Personal data shall be accurate and, where necessary, kept up to date; this principle covers the integrity of Personal Data. Data will be inaccurate where it is incorrect or misleading as to any matters of fact. There must be processes in place to maintain the quality of data entry at the point data is first collected by PSP Group and to accurately amend, update or correct Personal Data.
Personal data processed for any purpose or purposes shall not be kept for longer than is necessary for that purpose or those purposes; Business areas must ensure that Personal Data is securely destroyed once the purpose(s) for processing the Personal Data has come to an end; and there is no legal requirement or valid business/operational reason for its continued retention.
Personal data shall be processed in accordance with the rights of data subjects GDPR. These rights are to:
Gain access to their data
Seek compensation for substantial damage or distress caused by their data not being processed
Prevent their data being processed in certain circumstances
‘Opt out’ of having their data used for direct marketing at any time
Have automated decisions reconsidered.
Requests from Data Subjects to access Personal Data will be managed in accordance with PSP Group Data Privacy and Protection Policy.

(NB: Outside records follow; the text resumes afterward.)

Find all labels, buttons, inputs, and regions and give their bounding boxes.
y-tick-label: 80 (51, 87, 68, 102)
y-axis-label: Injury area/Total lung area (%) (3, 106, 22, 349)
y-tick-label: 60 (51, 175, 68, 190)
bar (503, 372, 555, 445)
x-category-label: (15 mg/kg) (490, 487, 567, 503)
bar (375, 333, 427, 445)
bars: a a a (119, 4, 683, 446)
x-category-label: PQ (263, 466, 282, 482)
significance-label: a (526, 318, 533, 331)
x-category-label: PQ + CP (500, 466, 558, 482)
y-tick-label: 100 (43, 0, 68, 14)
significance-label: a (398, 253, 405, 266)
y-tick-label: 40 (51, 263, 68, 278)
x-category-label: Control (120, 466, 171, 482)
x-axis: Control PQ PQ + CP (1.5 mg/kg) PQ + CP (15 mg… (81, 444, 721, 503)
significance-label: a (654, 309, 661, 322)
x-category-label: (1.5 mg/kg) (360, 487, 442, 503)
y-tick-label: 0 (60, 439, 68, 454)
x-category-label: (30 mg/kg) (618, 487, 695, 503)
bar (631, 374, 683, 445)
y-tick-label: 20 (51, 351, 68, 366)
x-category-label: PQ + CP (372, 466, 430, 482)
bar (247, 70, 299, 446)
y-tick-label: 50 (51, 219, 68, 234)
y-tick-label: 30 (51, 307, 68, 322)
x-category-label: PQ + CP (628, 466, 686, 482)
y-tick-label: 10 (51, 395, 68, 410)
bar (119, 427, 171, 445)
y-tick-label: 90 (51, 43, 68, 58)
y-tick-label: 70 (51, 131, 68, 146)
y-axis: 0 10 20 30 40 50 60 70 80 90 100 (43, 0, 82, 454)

Appropriate technical and organisational measures shall be taken against unauthorised or unlawful processing of personal data and against accidental loss or destruction of, or damage to, personal data. PSP Group standard contractual clauses on data protection must be used in any circumstances where processing of personal data on behalf of PSP Group is carried out by a service provider or other third party. Personal Data will be managed in accordance with PSP Group Data Privacy and Protection Policy. All staff must report any incident, or potential incident, likely to result in unauthorised disclosure, damage, destruction or loss of Personal Data directly to the Privacy and Data Protection Team within Information Governance.
Personal data shall not be transferred to a country or territory outside the European Economic Area, unless that country or territory ensures an adequate level of protection for the rights and freedoms of data subjects in relation to the processing of personal data. the company will comply with the restrictions in the DPA on the transfer of Personal Data outside the European Economic Area. The Privacy and Data Protection Team within Information Governance must be consulted in advance of any such transfers being undertaken or agreed.